This chapter explores three broad principles of user-centered design methodologies, including participatory design, iteration, and usability considerations. We discuss characteristics of teachers as an important type of ITS end user, including barriers teachers face as users and their role in educational technology design. To exemplify key points, we draw upon our own experiences in developing an ITS for writing strategies (i.e., the Writing Pal). We conclude by offering a tentative design approach—the Design Implementation Framework (DIF)—that builds upon existing cyclical design methods but with some tailoring to ITS and educational technology contexts.
TopIntroduction
With each new school year, the list of available educational technologies expands dramatically, along with more widespread integration of these technologies into classrooms. Educators at all levels increasingly rely on a variety of technologies to engage students in learning complex material across domains. These technologies vary in form and function, such as assistive technologies (e.g., text-to-speech software and interactive whiteboards) that facilitate or transform teaching, and instructive technologies that directly teach concepts, train skills, scaffold practice, and provide feedback. Across these formats, however, educational technologies are beholden to similar questions and constraints regarding design, usability, and implementation. How can these tools be developed and deployed in ways that consider teachers’ and learners’ true needs in school environments?
One widely used type of educational technology is the intelligent tutoring system (ITS).
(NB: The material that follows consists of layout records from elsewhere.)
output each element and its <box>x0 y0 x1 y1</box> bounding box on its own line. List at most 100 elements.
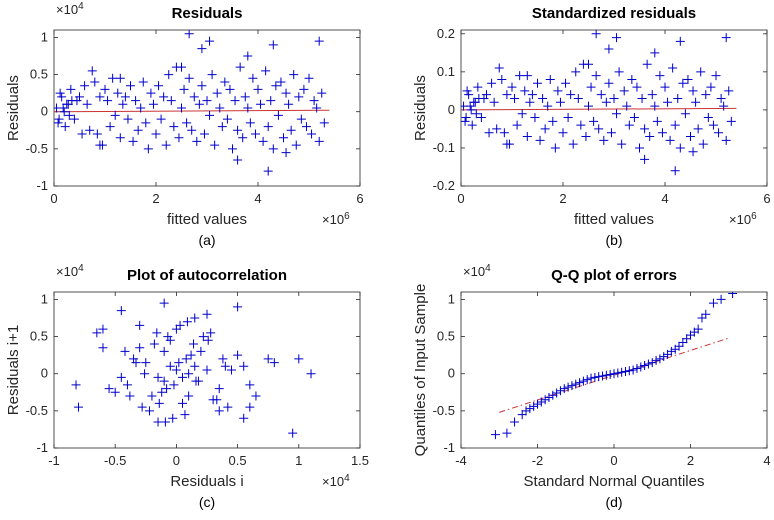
fit-line <box>461 107 737 111</box>
data-point <box>655 71 665 81</box>
y-tick-label: -1 <box>36 178 48 193</box>
y-tick-label: 0.5 <box>30 329 48 344</box>
data-point <box>609 93 619 103</box>
data-point <box>69 114 79 124</box>
data-point <box>245 402 255 412</box>
data-point <box>256 99 266 109</box>
data-point <box>606 128 616 138</box>
data-point <box>171 365 181 375</box>
x-axis-label: fitted values <box>167 211 247 228</box>
data-point <box>299 84 309 94</box>
x-tick-label: -0.5 <box>104 453 126 468</box>
data-point <box>268 40 278 50</box>
data-point <box>540 124 550 134</box>
data-point <box>60 122 70 132</box>
data-point <box>683 74 693 84</box>
x-tick-label: -2 <box>532 453 544 468</box>
data-point <box>571 379 581 389</box>
data-point <box>319 118 329 128</box>
x-tick-label: 0.5 <box>229 453 247 468</box>
data-point <box>126 81 135 91</box>
data-point <box>228 144 237 154</box>
data-point <box>476 113 486 123</box>
data-point <box>90 77 100 87</box>
data-point <box>113 88 123 98</box>
data-point <box>510 93 520 103</box>
data-point <box>116 306 126 316</box>
data-point <box>728 292 738 298</box>
data-point <box>502 139 512 149</box>
panel-sublabel: (d) <box>605 494 622 510</box>
data-point <box>128 136 138 146</box>
y-tick-label: -0.5 <box>26 403 48 418</box>
data-point <box>230 96 240 106</box>
data-point <box>146 88 156 98</box>
data-point <box>159 376 169 386</box>
y-axis-label: Quantiles of Input Sample <box>412 284 429 457</box>
data-point <box>184 30 194 39</box>
y-tick-label: 0.2 <box>437 26 455 41</box>
data-point <box>601 370 611 380</box>
data-point <box>159 346 169 356</box>
data-point <box>122 380 132 390</box>
data-point <box>609 369 619 379</box>
data-point <box>138 77 148 87</box>
data-point <box>263 354 273 364</box>
data-point <box>169 122 179 132</box>
x-tick-label: 0 <box>173 453 180 468</box>
data-point <box>716 93 726 103</box>
data-point <box>666 346 676 356</box>
data-point <box>670 120 680 130</box>
data-point <box>55 88 65 98</box>
data-point <box>154 398 164 408</box>
data-point <box>575 378 585 388</box>
data-point <box>175 320 185 330</box>
data-point <box>487 78 497 88</box>
data-point <box>187 125 197 135</box>
data-point <box>131 96 141 106</box>
data-point <box>647 358 657 368</box>
data-point <box>80 81 90 91</box>
data-point <box>233 155 243 165</box>
data-point <box>708 120 718 130</box>
data-point <box>688 86 698 96</box>
data-point <box>136 103 146 113</box>
data-point <box>263 166 273 176</box>
data-point <box>220 77 230 87</box>
data-point <box>594 372 604 382</box>
data-point <box>85 125 95 135</box>
data-point <box>590 372 600 382</box>
data-point <box>73 402 83 412</box>
data-point <box>307 129 317 139</box>
data-point <box>559 384 569 394</box>
data-point <box>538 93 548 103</box>
data-point <box>190 361 200 371</box>
data-point <box>573 93 583 103</box>
y-axis-label: Residuals <box>5 75 22 141</box>
data-point <box>271 81 281 91</box>
data-point <box>678 78 688 88</box>
data-point <box>540 395 550 405</box>
data-point <box>64 110 74 120</box>
data-point <box>239 413 249 423</box>
y-tick-label: 0.1 <box>437 64 455 79</box>
data-point <box>536 397 546 407</box>
data-point <box>627 74 637 84</box>
data-point <box>545 74 555 84</box>
data-point <box>604 44 614 54</box>
data-point <box>629 113 639 123</box>
data-point <box>492 124 502 134</box>
data-point <box>647 90 657 100</box>
y-axis-label: Residuals <box>412 75 429 141</box>
data-point <box>314 136 324 146</box>
data-point <box>306 369 316 379</box>
data-point <box>596 90 606 100</box>
data-point <box>177 62 186 72</box>
data-point <box>284 99 294 109</box>
data-point <box>584 59 593 69</box>
data-point <box>522 132 532 142</box>
plot-area <box>461 30 737 176</box>
data-point <box>571 67 581 77</box>
data-point <box>558 128 568 138</box>
data-point <box>719 101 729 111</box>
Briefly, ITSs are computer programs that model expert human tutors by instructing students on a specific topic or skill, providing feedback on responses, and strategically facilitating student performance and understanding through adaptive instruction (Anderson, Boyle & Reiser, 1985; Burns, Luckhardt, Parlett & Redfield, 2014; VanLehn, 2006). One-on-one human tutoring has been shown to be a highly effective mode of instruction; however, it is severely limited by the availability of expert human tutors (Muldner, Lam, & Chi, 2014). ITSs have been developed in response to this problem. These systems rely on artificial intelligence-based computer systems and agents to provide students with personalized educational experiences that model human tutoring.
By various measures, these efforts have been successful. For example, Ma, Adesope, Nesbit, and Liu, (2014) conducted a meta-analysis of effect sizes from 107 ITS studies that incorporated 14,321 participants from K-12 and college populations and spanned eight different content domains. The study found that, across various uses (i.e., the primary means driving instruction, a supplement to instruction, a component of instruction, and an aid to homework), ITSs were associated with superior performance in comparison to large-group instruction (g = 0.42), non-ITS computer-based instruction (g = 0.57) and instruction via textbooks (g = 0.35). Importantly, the meta-analysis revealed no significant differences when comparing ITS use to human tutoring or small-group instruction. This finding provides support for a previous review (VanLehn, 2011), which showed that ITSs provided nearly the same learning gains in STEM topics as one-on-one human tutors. Support for the effectiveness of these systems has been replicated in studies across a variety of domains, such as in K-12 pupils’ mathematical learning (Steenbergen-Hu & Cooper, 2013), and physics and computer literacy (Nye, Graesser & Hu, 2014). These positive findings have spurred the popularity of ITSs in classrooms, as these systems continue to influence the educational landscape.